Sie gingen schon so lange so, dass Blake sich ihren Weg inzwischen aus der Vogelperspektive vorstellte, als würden sie in der Luft fliegen statt unten über den Teer zu stiefeln. Er hatte sich den Rangerhut über die fettigen schwarzen Haare gestülpt. Es war heiß unter dem Ding, aber es hielt die Sonne ab. Seit vier Meilen starrte er jetzt auf Sams Rücken, auf den dunklen Zopf des Dicken, der bei jedem Schritt zwischen den Schulterblättern hin- und herschwang. Dieser Zopf machte ihn noch rasend. Dass irgendein Mensch bei dieser Affenhitze so viel Haar haben konnte!

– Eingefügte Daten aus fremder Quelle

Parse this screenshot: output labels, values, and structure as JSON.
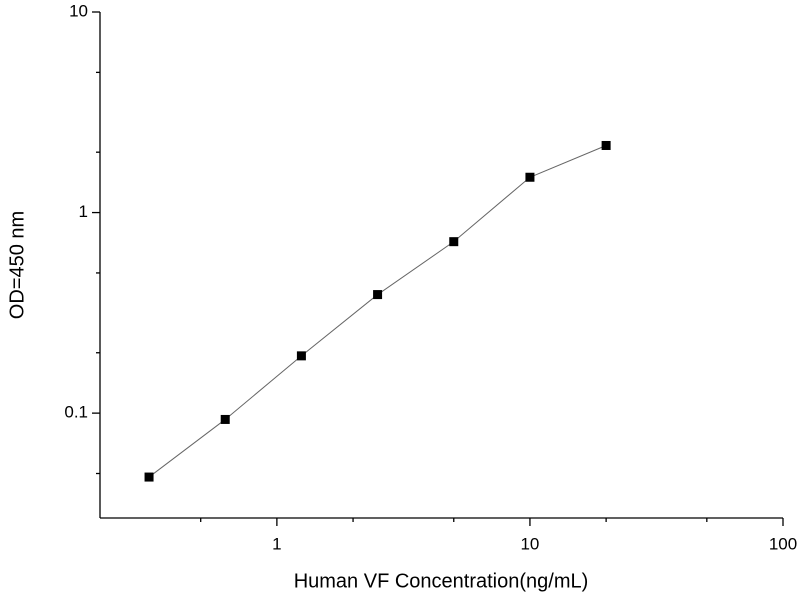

Aufgebrochen waren sie von einer Hütte in Lake Havasu, wo sie sich seit September vor den Bullen versteckt hatten, die hinter Sam her waren, wegen einem Mord in Nevada, der laut Sam ein reines Versehen war. Sie hatten in dem Durchgang hinter einer Kneipe in der Nähe von Vegas geraucht, als so ein zappliger kleiner Speedjunkie in Sam reingelaufen war. Zack, hatte Sam sein Messer draußen, und zack, steckte das Messer im Hals des Junkies, dummerweise direkt an der Gurgel. Ausgerechnet – wo Sam es nicht mal drauf angelegt hatte. Alles war voller Blut, eine fette Blutspur, die die Cops geradewegs zu Blakes und Sams Trailer führte.

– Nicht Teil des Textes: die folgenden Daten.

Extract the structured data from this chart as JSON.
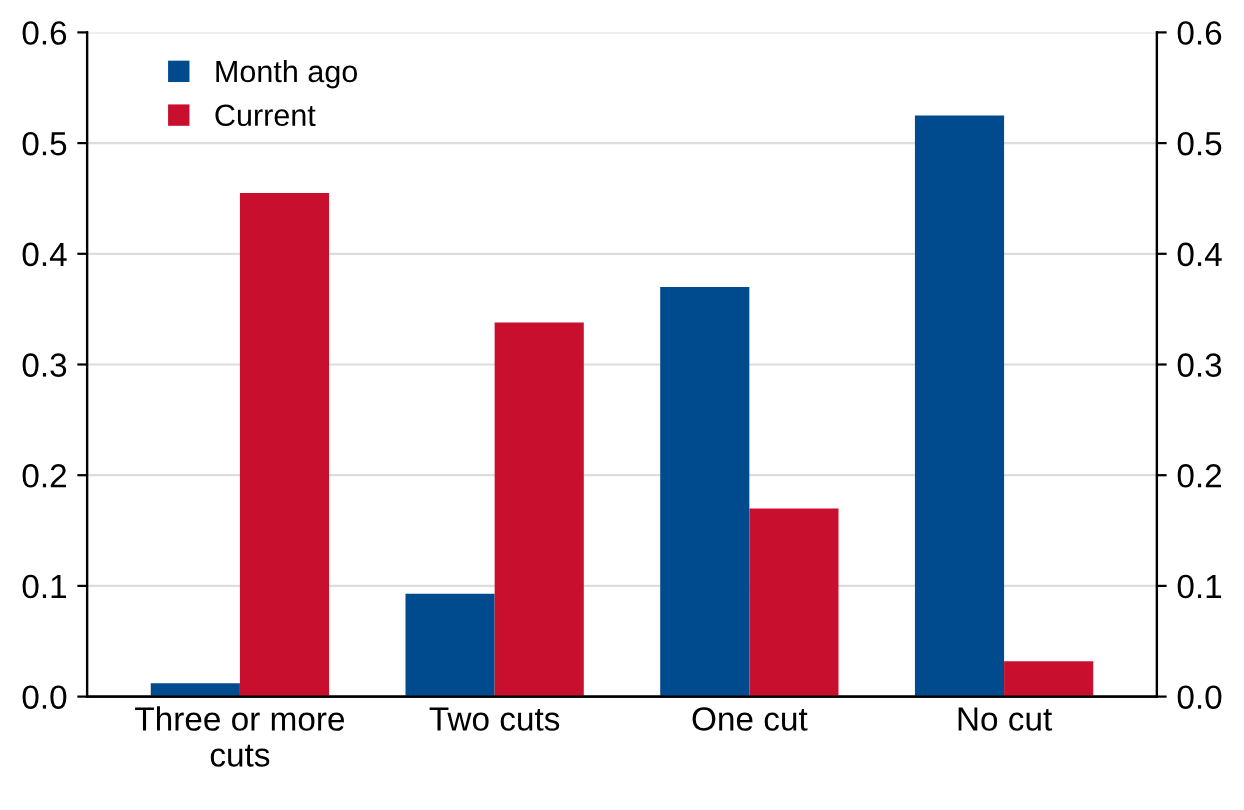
{
  "chart_data": {
    "type": "bar",
    "categories": [
      "Three or more\ncuts",
      "Two cuts",
      "One cut",
      "No cut"
    ],
    "series": [
      {
        "name": "Month ago",
        "color": "#004b8d",
        "values": [
          0.012,
          0.093,
          0.37,
          0.525
        ]
      },
      {
        "name": "Current",
        "color": "#c8102e",
        "values": [
          0.455,
          0.338,
          0.17,
          0.032
        ]
      }
    ],
    "ylim": [
      0,
      0.6
    ],
    "yticks": [
      {
        "value": 0,
        "label": "0.0"
      },
      0.1,
      0.2,
      0.3,
      0.4,
      0.5,
      0.6
    ],
    "y2lim": [
      0,
      0.6
    ],
    "y2ticks": [
      {
        "value": 0,
        "label": "0.0"
      },
      0.1,
      0.2,
      0.3,
      0.4,
      0.5,
      0.6
    ],
    "grid": "y",
    "legend": "top left"
  }
}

Sam schwor Blake hoch und heilig, dass es Notwehr gewesen war. Aber bei seinen Vorstrafen würden die Geschworenen das nie im Leben gelten lassen. Also waren sie noch in derselben Nacht abgehauen. Elf Jahre zuvor hatte Sam ihn bei sich aufgenommen, da konnte Blake ihn jetzt schlecht allein untertauchen lassen. Er kam mit, das war er dem Dicken schuldig.